This reliance on Excel has had serious real-world consequences. In New Zealand, Health New Zealand revealed that Excel served as its primary financial data file, leading to errors, inconsistencies, and a lack of real-time oversight. In the UK, spreadsheet confusion disrupted the recruitment of anaesthetists in 2023, while an Excel file was at the centre of the Afghan data scandal.

From a security and governance perspective, decentralised spreadsheets make it difficult to protect data, move it across departments, or use it effectively for advanced analytics and artificial intelligence.

Breaking Free Is Harder Than It Looks

Despite the risks, moving away from Excel is rarely straightforward. Moutie Wali, Director of Digital Transformation at Canadian telecoms company Telus, has overseen a major effort to transition hundreds of employees onto a custom-built planning platform.

“The hardest part was people wanting to keep the software on the side,” he explains. “They wanted to download data and keep their old spreadsheets. We had to make a firm decision not to allow the spreadsheet to coexist with the new system.”

The payoff, however, has been significant. Wali expects the company to save around C$42 million annually by reducing inefficiencies and misaligned capital spending. Other teams within Telus are now considering similar changes.

Microsoft Pushes Back

Microsoft, for its part, rejects the idea that the software is obsolete. A spokesperson says the software has evolved into a versatile platform used more widely than ever.
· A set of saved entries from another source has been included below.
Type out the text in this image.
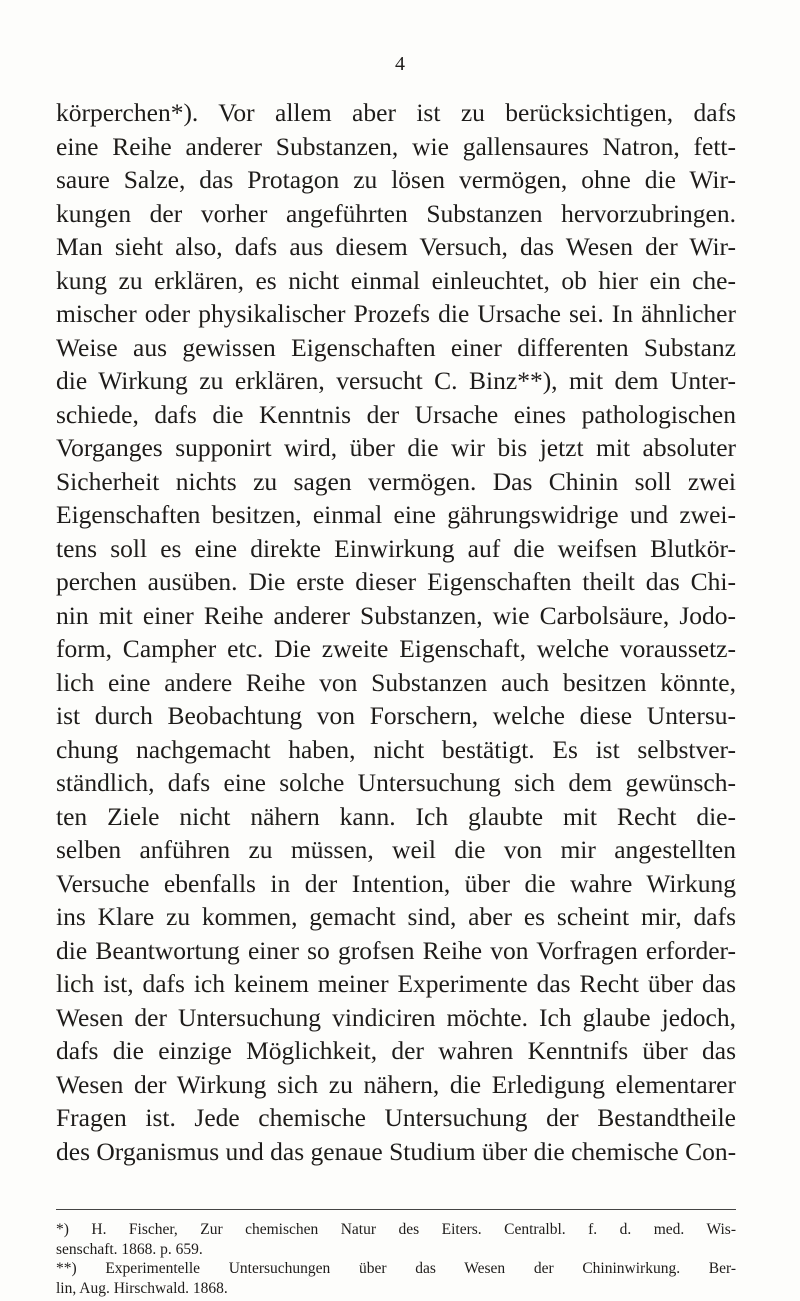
4
körperchen*). Vor allem aber ist zu berücksichtigen, dafs
eine Reihe anderer Substanzen, wie gallensaures Natron, fett-
saure Salze, das Protagon zu lösen vermögen, ohne die Wir-
kungen der vorher angeführten Substanzen hervorzubringen.
Man sieht also, dafs aus diesem Versuch, das Wesen der Wir-
kung zu erklären, es nicht einmal einleuchtet, ob hier ein che-
mischer oder physikalischer Prozefs die Ursache sei. In ähnlicher
Weise aus gewissen Eigenschaften einer differenten Substanz
die Wirkung zu erklären, versucht C. Binz**), mit dem Unter-
schiede, dafs die Kenntnis der Ursache eines pathologischen
Vorganges supponirt wird, über die wir bis jetzt mit absoluter
Sicherheit nichts zu sagen vermögen. Das Chinin soll zwei
Eigenschaften besitzen, einmal eine gährungswidrige und zwei-
tens soll es eine direkte Einwirkung auf die weifsen Blutkör-
perchen ausüben. Die erste dieser Eigenschaften theilt das Chi-
nin mit einer Reihe anderer Substanzen, wie Carbolsäure, Jodo-
form, Campher etc. Die zweite Eigenschaft, welche voraussetz-
lich eine andere Reihe von Substanzen auch besitzen könnte,
ist durch Beobachtung von Forschern, welche diese Untersu-
chung nachgemacht haben, nicht bestätigt. Es ist selbstver-
ständlich, dafs eine solche Untersuchung sich dem gewünsch-
ten Ziele nicht nähern kann. Ich glaubte mit Recht die-
selben anführen zu müssen, weil die von mir angestellten
Versuche ebenfalls in der Intention, über die wahre Wirkung
ins Klare zu kommen, gemacht sind, aber es scheint mir, dafs
die Beantwortung einer so grofsen Reihe von Vorfragen erforder-
lich ist, dafs ich keinem meiner Experimente das Recht über das
Wesen der Untersuchung vindiciren möchte. Ich glaube jedoch,
dafs die einzige Möglichkeit, der wahren Kenntnifs über das
Wesen der Wirkung sich zu nähern, die Erledigung elementarer
Fragen ist. Jede chemische Untersuchung der Bestandtheile
des Organismus und das genaue Studium über die chemische Con-
*) H. Fischer, Zur chemischen Natur des Eiters. Centralbl. f. d. med. Wis-
senschaft. 1868. p. 659.
**) Experimentelle Untersuchungen über das Wesen der Chininwirkung. Ber-
lin, Aug. Hirschwald. 1868.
“Excel remains the default tool for data analysis, modelling, and reporting across industries,” the company says, noting consistent growth in monthly usage over the past six years.

Small Businesses Face the Same Dilemma

The Excel debate is not limited to large enterprises. Kate Corden, who runs Hackney Bike Fit in London, says managing customer and equipment data across multiple spreadsheets became unsustainable.

“It’s too easy to lose data or accidentally change something,” she says.

Corden switched to LinkSpace, a structured data management system that supports complex workflows. “Having everything in one place instead of multiple Excel files will really help as the business grows,” she explains.

Kate

Letting Go of Control

For some organisations, abandoning Excel also means relinquishing a sense of personal ownership over data. Professor Whitehorn is blunt about that mindset.

“People say, ‘This is my data,’” he says. “But it isn’t. It’s the company’s data.”

The Spreadsheet That Won’t Die

Excel is unlikely to disappear anytime soon. Its simplicity, flexibility, and familiarity ensure it will remain part of the workplace—at least in some form. But as organisations push towards automation, AI, and centralised data systems, the role of spreadsheets is increasingly under scrutiny.

As Whitehorn wryly suggests, perhaps the modern “boss key” will not hide games anymore—but hide Excel itself.